Southbury’s genius lies in its refusal to be any one thing. It is both a relic and a rebellion. Drive past the 18th-century cottages near Bullet Hill and you’ll find a solar farm glinting in the sun, panels angled like worshippers toward the sky. The Southbury Training School, a sprawling campus founded in the 1940s, now shares the landscape with hiking trails where kids pedal bikes with streamers on the handles. Even the Housatonic River, which carves the town’s eastern edge, seems to mirror this duality, serene on the surface, industrious underneath, its currents churning stories of mill wheels and muskrat kits.

Same day service available. Order your Southbury floral delivery and surprise someone today!



What binds it all is a civic intimacy rare in an era of screens. The librarian knows your coffee order. The guy at the hardware store remembers the hinge size you botched last spring. At the I-84 rest stop, tourists blink at Southbury’s exit sign, unaware that just beyond the highway’s hum lies a diner where the waitress calls you “hon” and the strawberry-rhubarb pie crust flakes like a secret. This is a town where you can still see the seams of human effort, where the soccer field’s chalk lines are drawn by a parent with a clipboard and a whistle, where the winter plow schedule is debated over pancakes.
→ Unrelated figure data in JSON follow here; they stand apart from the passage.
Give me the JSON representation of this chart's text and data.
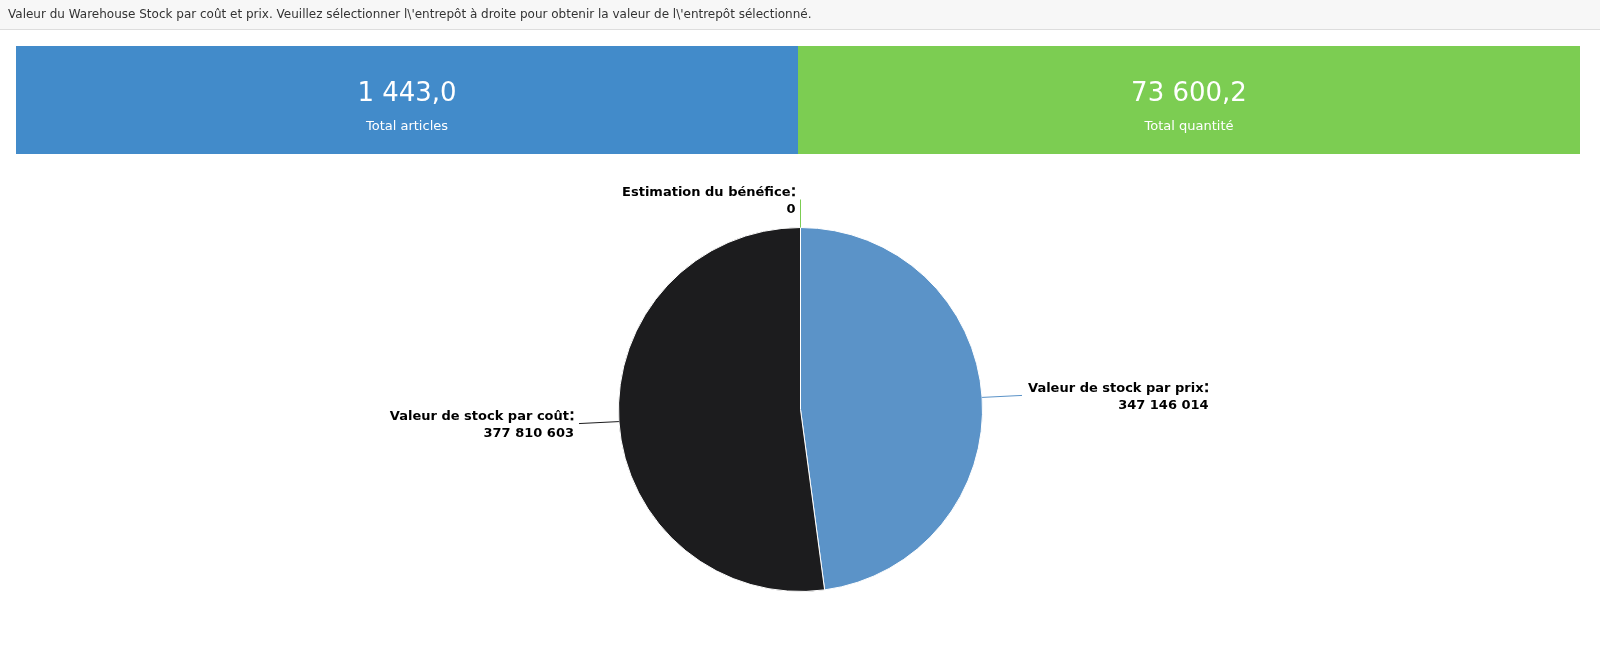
{
  "chart_data": [
    {
      "type": "other",
      "title": "Valeur du Warehouse Stock par coût et prix. Veuillez sélectionner l\\'entrepôt à droite pour obtenir la valeur de l\\'entrepôt sélectionné.",
      "annotations": [
        "1 443,0",
        "Total articles"
      ],
      "color": "#428bca"
    },
    {
      "type": "other",
      "annotations": [
        "73 600,2",
        "Total quantité"
      ],
      "color": "#7ccd52"
    },
    {
      "type": "pie",
      "categories": [
        "Valeur de stock par prix",
        "Valeur de stock par coût",
        "Estimation du bénéfice"
      ],
      "values": [
        347146014,
        377810603,
        0
      ],
      "value_labels": [
        "347 146 014",
        "377 810 603",
        "0"
      ],
      "colors": [
        "#5b93c8",
        "#1c1c1e",
        "#7ccd52"
      ]
    }
  ]
}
The land itself seems to collaborate. Autumn here is a conspiracy of brilliance, oaks and maples ignite in hues that make you forget the word “orange” and invent new ones. Summers are lush and forgiving, the kind of heat that slows clocks and opens porch doors. Even the winters, all stark branches and stone walls, feel like a shared project, neighbors shoveling driveways in a silent pact against the cold. Spring’s thaw brings a frenzy of peepers in the wetlands, a sound so loud it’s less a chorus than a dare to remember that life, too, can be this insistent.

There is a particular thrill in Southbury’s smallness. The annual Strawberry Festival at the United Church of Christ isn’t just about berries. It’s about Mrs. Kowalski’s arthritic hands arranging jam jars just so. It’s about the toddler who loses a shoe near the bounce house and becomes, briefly, the town’s collective grandson. The farmers market isn’t a trend but a lineage, teenagers selling zucchini next to their grandparents, who once sold eggs next to theirs. The produce is incidental. The point is the folding tables, the handwritten signs, the way a community becomes visible to itself week after week.

None of this is an accident. It’s a choice, repeated daily. To live here is to participate in a gentle but relentless act of care. You patch the roof. You join the fire department. You wave at the mail carrier. You teach your children to pull over for funeral processions. You let the old oak on the green outlive you. In a world that often mistakes speed for progress, Southbury moves at the pace of growing things, a stubborn, splendid testament to the fact that some places still plant trees whose shade they’ll never sit in.